2018年は、レンジ内の動きから、年末へ向けて下降した年です。値位置が高くなったことで、日経平均株価の年間の変動幅は、5500円と大きくなっています。2018年の1営業日の平均変動幅は、リーマンショックの年である2008円を上回り、383円幅となっています。
2020年は、日経平均株価の年間の変動幅が11244円幅もありました。そのため、225先物ミニの1営業日の変動幅が466円幅まで大きくなっています。この年は、1営業日で1000円幅の動きとなった日が23営業日、500円幅の動きとなった年が77営業日もありました。
2019年までと比較すると、2020年の異常さがわかります。
2021年は、日経平均株価の年間の変動幅が3841円幅しかかりません。それにもかかわらず、高い値位置でもちあいの動きとなったため、225先物ミニの1営業日の変動幅は、2020年を超える494円幅となっています。
500円幅以上の動きとなった日は、245営業日中、100円営業日もあります。
○2022年は異常な動きとなっている
2022年は、すでに1年間の営業日の半分近い、106営業日を経過しています。本年は、225先物ミニ期近の1営業日の平均変動幅が593円幅となっていて、500円幅以上の動きとなった日が、106営業日中、65営業日もあります。
値位置が高いことに加えて、振れ幅の大きなジグザグの動きを作り、やや弱気有利に推移してきたことで、2021年以上に極端な値動きとなっています。
この動きは、年の前半の値動きが激しくなりやすいことであらわれているわけではありません。
図表02は、2013年から2021年までの日経平均株価の月ごとの変動幅を示しています。
これを見ると、2013年以降、(図表中の赤字の部分)6月、7月の変動幅は、12か月の中で見ると小さくなっていることがわかります。ただ、全体として、年の後半が、値幅の小さい動きになっている傾向は見られません。
本年1月から5月までの日経平均株価の月ごとの変動幅は、順番に「3343円」「2105円」「3657円」「1914円」「1775円」となっています。
昨年と比較して、大きくなっているわけではありません。
本年、6月、7月は、それまでの1~5月と比べると、変動幅が短くなる可能性がありますが、225先物ミニ期近や、日経平均株価の1営業日の変動幅が大きな状況を継続する可能性があります。

○日経平均株価は25688円を目指す動きになる公算
図表03は、日経平均株価日足と、6月の予想線です。
前週末のNYダウが下げて、夜間取引の225先物が大きく下げた経緯から、週明け後の日経平均株価は、大きく下放れて始まる公算です。

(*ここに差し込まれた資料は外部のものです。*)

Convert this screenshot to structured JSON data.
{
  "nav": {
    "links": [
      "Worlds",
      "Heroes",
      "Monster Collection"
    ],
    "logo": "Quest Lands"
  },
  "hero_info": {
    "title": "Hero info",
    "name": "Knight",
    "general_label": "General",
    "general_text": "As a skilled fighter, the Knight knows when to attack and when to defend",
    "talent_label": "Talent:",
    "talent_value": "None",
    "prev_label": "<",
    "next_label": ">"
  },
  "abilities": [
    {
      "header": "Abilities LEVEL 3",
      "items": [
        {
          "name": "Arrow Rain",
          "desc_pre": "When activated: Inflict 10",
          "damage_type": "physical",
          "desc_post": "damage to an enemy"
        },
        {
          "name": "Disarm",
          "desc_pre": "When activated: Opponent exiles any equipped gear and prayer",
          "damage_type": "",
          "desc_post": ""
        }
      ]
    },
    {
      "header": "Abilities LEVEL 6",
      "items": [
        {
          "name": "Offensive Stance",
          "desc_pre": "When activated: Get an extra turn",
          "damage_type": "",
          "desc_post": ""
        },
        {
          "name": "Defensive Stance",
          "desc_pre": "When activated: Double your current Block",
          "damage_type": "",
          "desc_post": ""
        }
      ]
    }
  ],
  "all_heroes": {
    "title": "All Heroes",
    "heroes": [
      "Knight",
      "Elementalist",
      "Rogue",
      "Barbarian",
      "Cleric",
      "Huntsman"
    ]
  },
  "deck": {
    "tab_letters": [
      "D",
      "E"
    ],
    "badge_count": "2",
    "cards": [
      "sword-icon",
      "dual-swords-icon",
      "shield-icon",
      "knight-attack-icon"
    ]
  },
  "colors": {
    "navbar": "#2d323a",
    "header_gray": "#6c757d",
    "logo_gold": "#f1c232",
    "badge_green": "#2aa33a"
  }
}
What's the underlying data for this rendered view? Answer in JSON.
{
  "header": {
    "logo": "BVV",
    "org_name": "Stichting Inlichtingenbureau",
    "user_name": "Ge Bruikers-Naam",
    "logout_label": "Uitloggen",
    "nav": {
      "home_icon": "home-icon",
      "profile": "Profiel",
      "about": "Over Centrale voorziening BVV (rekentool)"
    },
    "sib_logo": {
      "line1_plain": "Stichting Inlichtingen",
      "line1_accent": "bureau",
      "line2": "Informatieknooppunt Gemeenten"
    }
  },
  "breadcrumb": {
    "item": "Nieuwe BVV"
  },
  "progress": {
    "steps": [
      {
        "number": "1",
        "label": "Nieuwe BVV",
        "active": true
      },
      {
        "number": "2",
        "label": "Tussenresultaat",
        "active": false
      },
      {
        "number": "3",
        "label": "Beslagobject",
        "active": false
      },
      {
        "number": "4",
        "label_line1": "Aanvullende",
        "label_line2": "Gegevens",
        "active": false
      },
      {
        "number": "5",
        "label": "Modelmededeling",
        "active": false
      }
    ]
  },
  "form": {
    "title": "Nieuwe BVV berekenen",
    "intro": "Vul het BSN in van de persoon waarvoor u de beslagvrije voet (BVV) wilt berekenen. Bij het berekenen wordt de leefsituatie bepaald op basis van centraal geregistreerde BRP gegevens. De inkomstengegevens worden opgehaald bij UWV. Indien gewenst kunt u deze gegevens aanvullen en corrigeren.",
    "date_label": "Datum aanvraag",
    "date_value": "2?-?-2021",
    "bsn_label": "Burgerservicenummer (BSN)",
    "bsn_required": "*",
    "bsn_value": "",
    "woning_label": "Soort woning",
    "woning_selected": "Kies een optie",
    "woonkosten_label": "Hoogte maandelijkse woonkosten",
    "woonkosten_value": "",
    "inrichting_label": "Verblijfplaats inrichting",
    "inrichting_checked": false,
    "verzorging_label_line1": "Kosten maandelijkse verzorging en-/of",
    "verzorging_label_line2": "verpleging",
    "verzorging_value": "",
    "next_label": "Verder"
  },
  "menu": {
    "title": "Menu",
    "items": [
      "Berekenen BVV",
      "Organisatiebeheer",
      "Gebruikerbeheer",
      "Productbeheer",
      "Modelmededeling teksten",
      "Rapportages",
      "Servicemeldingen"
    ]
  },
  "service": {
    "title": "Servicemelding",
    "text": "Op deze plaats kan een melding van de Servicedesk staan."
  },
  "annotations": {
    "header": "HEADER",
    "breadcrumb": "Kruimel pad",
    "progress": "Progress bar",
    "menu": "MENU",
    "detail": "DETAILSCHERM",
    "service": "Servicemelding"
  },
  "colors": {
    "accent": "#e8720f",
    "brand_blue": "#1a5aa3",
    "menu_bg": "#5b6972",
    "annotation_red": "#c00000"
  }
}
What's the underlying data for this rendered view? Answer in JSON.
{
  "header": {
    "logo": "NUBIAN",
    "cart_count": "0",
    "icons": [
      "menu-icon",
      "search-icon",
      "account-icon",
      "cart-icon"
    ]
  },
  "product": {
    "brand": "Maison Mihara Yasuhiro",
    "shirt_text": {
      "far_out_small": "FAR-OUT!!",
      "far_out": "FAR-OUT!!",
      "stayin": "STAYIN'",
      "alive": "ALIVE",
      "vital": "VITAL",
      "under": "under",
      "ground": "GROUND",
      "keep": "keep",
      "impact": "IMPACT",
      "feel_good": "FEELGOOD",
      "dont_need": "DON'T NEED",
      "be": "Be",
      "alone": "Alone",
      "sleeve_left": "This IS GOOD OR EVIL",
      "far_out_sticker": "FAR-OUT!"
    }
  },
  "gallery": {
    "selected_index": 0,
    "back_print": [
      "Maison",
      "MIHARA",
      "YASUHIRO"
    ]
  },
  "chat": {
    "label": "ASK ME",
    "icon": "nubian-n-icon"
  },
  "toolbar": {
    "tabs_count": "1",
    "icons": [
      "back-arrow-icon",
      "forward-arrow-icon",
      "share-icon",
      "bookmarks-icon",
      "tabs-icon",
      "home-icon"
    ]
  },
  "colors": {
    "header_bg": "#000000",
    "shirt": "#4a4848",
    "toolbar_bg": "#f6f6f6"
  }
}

本年が弱気パターンの年の展開となって、価格が3月9日の安値24681円以下を目指す動きになるなら、今後は、6月9日の高値28389円が戻り高値となって、5月12日の安値25688円まで下げる公算です。
この下げ過程では、これまでと同様、1営業日の振れ幅の大きな動きを継続すると考えられます。
一気に下げる場合でも、225先物は、夜間と日中で振れ幅の大きな上げ、下げを繰り返す可能性がある(6月の月の変動幅が小さくなるなら、1~3営業日程度で上下に大きく振れやすいと推測できます)ので、注意が必要です。